They vaporize in the boiler drum but do not condense when cooled down. They also are
the result of air leakage around shaft seals such as the turbine, condensate pumps
and valve stems. Air leakage also occurs at the welded joints of the steam condensing
system which includes steam ducts, manholes, bundles, tanks, condensate piping, etc.
There could be a large presence of inert gasses in the turbine exhaust steam.

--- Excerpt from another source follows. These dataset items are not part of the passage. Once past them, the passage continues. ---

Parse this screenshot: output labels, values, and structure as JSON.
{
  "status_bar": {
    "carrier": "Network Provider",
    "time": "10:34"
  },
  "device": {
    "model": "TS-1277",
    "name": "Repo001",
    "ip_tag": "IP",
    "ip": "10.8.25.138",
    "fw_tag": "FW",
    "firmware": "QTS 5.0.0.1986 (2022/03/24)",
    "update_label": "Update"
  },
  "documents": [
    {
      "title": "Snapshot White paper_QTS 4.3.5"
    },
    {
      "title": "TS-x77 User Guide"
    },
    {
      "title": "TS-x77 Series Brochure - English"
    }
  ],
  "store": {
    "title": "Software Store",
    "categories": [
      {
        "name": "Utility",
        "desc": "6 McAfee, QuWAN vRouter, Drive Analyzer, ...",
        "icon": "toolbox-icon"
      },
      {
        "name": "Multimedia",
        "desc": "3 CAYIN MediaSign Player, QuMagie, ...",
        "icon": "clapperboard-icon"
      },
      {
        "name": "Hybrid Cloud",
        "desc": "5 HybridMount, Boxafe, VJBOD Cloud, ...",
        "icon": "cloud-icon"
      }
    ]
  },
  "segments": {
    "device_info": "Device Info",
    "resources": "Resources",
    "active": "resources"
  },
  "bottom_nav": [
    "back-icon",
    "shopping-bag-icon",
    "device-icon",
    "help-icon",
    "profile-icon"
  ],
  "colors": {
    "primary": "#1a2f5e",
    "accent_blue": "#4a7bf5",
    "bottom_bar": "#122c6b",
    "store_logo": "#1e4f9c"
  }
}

[0031] The second question that arises is why are they important in the design consideration
of steam condensers. These inert gasses can cause tube corrosion, but more importantly,
tube failures resulting from freezing. These gasses are frequently trapped in stagnant
pockets in rear headers which then grow in size and progress down into the condensing
tubes. If there is condensate present, it can freeze because the stagnant gas pockets
become cold, having displaced the steam. Frozen condensate can rupture tubes and pipes
that will shut down the power generating unit. During the summer these same gas pockets
will blanket finned-tube heat-transfer surfaces thereby degrading the plant's thermal
performance.
[0032] Knowing what these inert gasses are and what they do, we can now examine how they
have been handled in the past and compare that with what is now being proposed. Figures
10A, 10B, 10C and 10D present the various design attempts in removing the undesirable
gasses from the condenser. The IDEAL gas removal design shown in Figure 10A would
be a cone-shaped bundle where steam (S) enters the cavity and is condensed leaving
the gasses behind. As more steam enters and condenses, the gasses are pushed further
and further ahead until finally they reach the tip of the cone where there is practically
no steam and all gas. The first-stage ejector then "sucks" out nearly pure gas and
discharges it from the system. There are no stagnant pockets in the IDEAL design because
of its cone shape, however, this bundle cannot be built and remains only as an ideal
concept.
[0033] Scheme A, Figure 10B, shows past attempts by industry at solving this problem. The
total steam condensing surface is built in two sections or zones. They could be separate
bundles as shown or they could be incorporated in the same bundle. The attempt here
is to try to concentrate the inert gasses before they are withdrawn at point Y. The
two sections could have the same heat transfer capacity or the second section could
be as small five per cent of the heat transfer surface area of the first section.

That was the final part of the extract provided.